1. I also use Facebook. Is there a Facebook app? If not, is Facebook in the Chrome browser running under Chrome OS "well behaved"? FB in general is pretty funky and seems to work better for me under Windows 7 than ever under Mac OS and especially compared with their iOS and with Android apps.
2. Can I view h.264 videos "off line"? When I don't have an internet connection with my other devices, I can always use my netbook/notebook as a fancy DVD player, playing instructional DVD's I have converted using Handbrake and view using VLC. It would be nice if VLC is available for Chrome OS, but at least hopefully Chrome OS comes with a good video player that won't stutter etc.
3. Do you use the "Google Play" store? I use it for my Google Nexus phone and like it. I assume that's where you get apps, and it senses automatically that you are running Chrome OS and tailors its presentation to Chrome OS apps. Yes?
4. Is there a Skype app? I like Google Voice and Talk better, but I still have money on Skype and there are still times I want to use it.
5. Is there a good off-line music player? What? Can the SD card slot read the new 64 gb SD cards or is it currently limited to 32 gb cards? Since my music collection hovers at or slightly over 32gb, and I would like to place some videos on the card too, being able to use the 64 gb standard would really be helpful. I am willing to reformat the SD card from exFat to NTFS or even a Linux file system if necessary, but in that case my next question is, can I hook up an external hard drive (via the USB) and move files using the Chrome book from the hard drive to my now unconventionally formatted SD card?

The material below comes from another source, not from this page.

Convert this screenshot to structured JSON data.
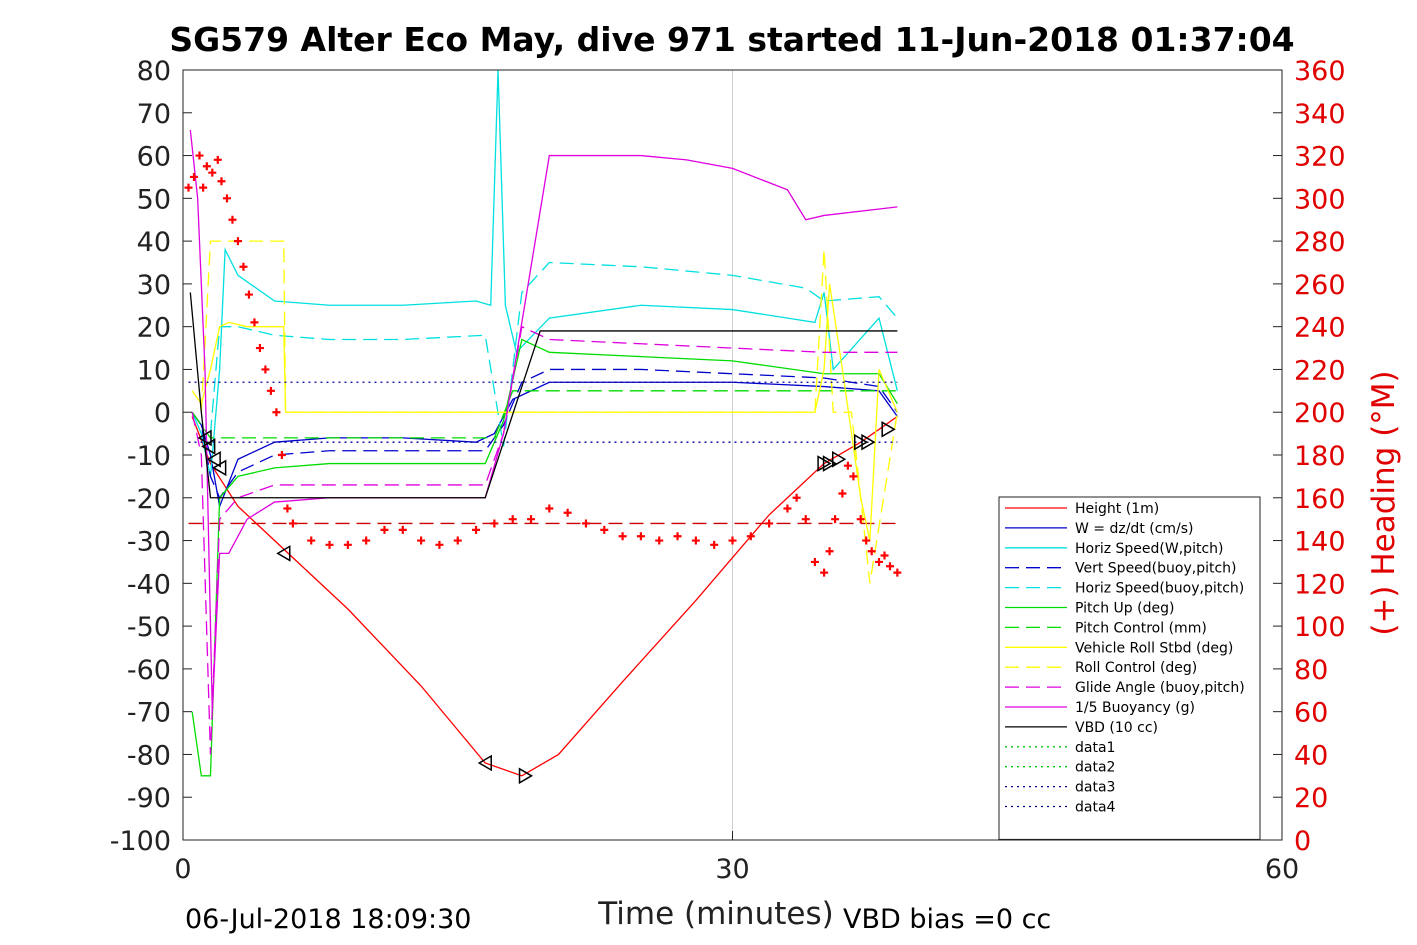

6. Can I watch Netflix videos? Do they stutter? Will they run in HD? Can I watch Amazon Video on Demand? Is there a Kindle app? Or can I run Kindle in a browser?
Undoubtedly with a new device and new OS all my questions are not going to be answered with a resounding yes. Do you think the extra security of a Chromebook makes up for this for a traveler? For a home user logging onto bank accounts etc? Is the user data encrypted or encryptable? Is the machine immune from live-booting a Linux distro and going to work on it? Are all passwords encrypted before being shot over wifi on a public network? What about the stream off data that follows, encrypted or not (or does that depend on the router - password protected and encrypted, or not)?
In short, is this device as compatible with common chores and apps, like Windows and Mac, or hair pulling frustrating, as Linux distros seem to be for me?